The BBC quotes University of Edinburgh psychiatrist Dr. Alan Carson as saying, “The girls did not present with symptoms of classical anorexia nervosa, but the study does suggest that perhaps it is not confined to the Western world.”

These results should be interpreted with caution. First, the effect is small–less than one percent. Secondly, Dr. Carson, according to the BBC, noted that it is inconclusive. Thirdly, although the subjects came from a variety of backgrounds, the article notes that they were not poor, and food was available to them. The study, therefore, did not address the question of whether anorexia can exist in the lowest socioeconomic strata.

In addition, the report did not discuss the health of the subjects. Ghana, a developing country in Northwest Africa, has a population of approximately 12 million. There are several parasites in that part of the world which, in large enough quantities, can produce anorexia nervosa, including hookworm and hymenolepiasis nana, the smallest common tapeworm capable of living in the human gut. For a further discussion of these and other diseases of the region, click here.

Still, the Ghana study is one of several in recent years that have challenged traditional notions about anorexia and race. In the United States, black women have usually been excluded from studies because of the assumption that the African-American community’s acceptance of larger figures protects its females from eating disorders1. However, a study of 613 white and black pre-adolescent girls at Wesleyan University in Middletown, Connecticut found that the black girls had a significantly greater drive for thinness than the white girls on four standardized measures and a three-day food diary2. The researchers note that the results are “provocative” because, statistically, black girls show more obesity and less anorexia than their white counterparts3.

The evidence seems to indicate, at least in the United States, that both white and non-white women who develop anorexia are influenced by similar factors. A computer-based literature search conducted at the Department of Family and Community Medicine at the University of Arizona came to this conclusion. In this study, the researchers found that eating disorders are equally common among white and Hispanic females, greater among Native American women, and less frequent among black and Asian-American women4. The investigators observed that minorities were at greater risk for developing eating disorders if they were younger, heavier, better educated, and identified more with white, middle-class values5. A brief literature review on the Something Fishy Website comes to similar conclusions.

Studies outside the United States also challenge the traditional notion that eating disorders are a white, Western girl’s problem. Researchers at the University of Capetown administered a questionnaire to 1,435 South African college students, 739 Caucasians and 696 non-Caucasians, from six universities in two large cities. According to the researchers, black students scored significantly higher on standardized measures of eating disturbances than the other ethnic groups tested6. In addition, the investigators found that a similar percentage of black and white females had scores within the clinical range for eating disorders7.
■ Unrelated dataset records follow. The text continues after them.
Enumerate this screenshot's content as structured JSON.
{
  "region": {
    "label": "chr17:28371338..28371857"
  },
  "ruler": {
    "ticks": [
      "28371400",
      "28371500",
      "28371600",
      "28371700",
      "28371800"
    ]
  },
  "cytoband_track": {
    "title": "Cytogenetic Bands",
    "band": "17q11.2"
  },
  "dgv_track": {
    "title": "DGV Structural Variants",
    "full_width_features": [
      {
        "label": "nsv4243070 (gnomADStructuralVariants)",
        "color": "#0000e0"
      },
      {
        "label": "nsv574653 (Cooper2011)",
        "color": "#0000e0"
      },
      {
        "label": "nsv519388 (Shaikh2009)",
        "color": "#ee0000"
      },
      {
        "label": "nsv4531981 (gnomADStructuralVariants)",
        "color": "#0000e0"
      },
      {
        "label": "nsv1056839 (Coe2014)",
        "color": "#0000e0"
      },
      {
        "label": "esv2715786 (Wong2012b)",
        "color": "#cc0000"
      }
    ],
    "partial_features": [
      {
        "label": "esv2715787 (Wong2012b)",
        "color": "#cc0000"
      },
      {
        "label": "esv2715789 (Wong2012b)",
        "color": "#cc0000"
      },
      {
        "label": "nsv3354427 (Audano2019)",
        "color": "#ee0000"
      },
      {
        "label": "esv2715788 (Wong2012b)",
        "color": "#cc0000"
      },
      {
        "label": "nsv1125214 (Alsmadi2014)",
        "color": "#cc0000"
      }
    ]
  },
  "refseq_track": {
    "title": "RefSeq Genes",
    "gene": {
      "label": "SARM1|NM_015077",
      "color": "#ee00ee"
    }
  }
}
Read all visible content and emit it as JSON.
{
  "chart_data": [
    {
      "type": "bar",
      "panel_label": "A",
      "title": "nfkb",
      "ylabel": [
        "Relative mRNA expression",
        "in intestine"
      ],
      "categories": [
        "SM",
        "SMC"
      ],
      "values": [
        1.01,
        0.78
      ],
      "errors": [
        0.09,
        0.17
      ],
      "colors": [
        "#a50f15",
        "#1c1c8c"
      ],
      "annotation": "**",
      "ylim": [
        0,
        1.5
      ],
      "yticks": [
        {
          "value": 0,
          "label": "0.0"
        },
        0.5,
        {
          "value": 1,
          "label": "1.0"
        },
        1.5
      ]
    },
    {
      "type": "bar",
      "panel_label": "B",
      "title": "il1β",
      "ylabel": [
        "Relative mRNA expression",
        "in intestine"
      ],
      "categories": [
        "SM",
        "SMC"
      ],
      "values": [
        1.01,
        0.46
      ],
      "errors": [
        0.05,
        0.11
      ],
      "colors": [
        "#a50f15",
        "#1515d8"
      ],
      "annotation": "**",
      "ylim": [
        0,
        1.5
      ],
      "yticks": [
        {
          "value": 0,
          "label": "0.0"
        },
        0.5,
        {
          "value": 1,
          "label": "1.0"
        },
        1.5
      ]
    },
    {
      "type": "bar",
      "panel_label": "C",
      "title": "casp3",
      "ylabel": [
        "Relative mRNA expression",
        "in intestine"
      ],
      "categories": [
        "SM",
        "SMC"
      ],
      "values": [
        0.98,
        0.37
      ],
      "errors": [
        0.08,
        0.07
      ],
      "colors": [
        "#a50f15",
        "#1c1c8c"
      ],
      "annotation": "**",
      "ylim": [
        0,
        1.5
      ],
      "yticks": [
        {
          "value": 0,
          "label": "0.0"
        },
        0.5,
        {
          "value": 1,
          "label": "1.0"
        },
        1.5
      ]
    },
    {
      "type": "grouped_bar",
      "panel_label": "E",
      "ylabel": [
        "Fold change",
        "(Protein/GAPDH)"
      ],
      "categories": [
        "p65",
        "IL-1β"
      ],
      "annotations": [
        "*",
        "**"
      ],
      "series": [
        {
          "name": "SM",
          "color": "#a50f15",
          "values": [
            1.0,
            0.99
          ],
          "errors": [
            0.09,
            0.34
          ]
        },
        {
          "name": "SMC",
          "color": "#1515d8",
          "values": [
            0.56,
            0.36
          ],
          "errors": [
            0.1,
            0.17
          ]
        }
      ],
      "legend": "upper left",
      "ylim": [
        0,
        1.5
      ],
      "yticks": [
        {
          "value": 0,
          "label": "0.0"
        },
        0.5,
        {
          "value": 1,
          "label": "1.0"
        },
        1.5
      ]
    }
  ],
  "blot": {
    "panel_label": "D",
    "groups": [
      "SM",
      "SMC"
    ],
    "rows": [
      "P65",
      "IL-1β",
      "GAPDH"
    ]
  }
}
A paper from the University of Hong Kong, Shatin, hypothesizes that anorexics belong to an international social group found in many developing parts of the world8. It cites the “globalization of fat phobia,” increased affluence, and the spread of biomedical technology as factors influencing the proliferation of eating disorders throughout the planet9.

Clearly, more work needs to be done in this area. But the data presented are food for thought.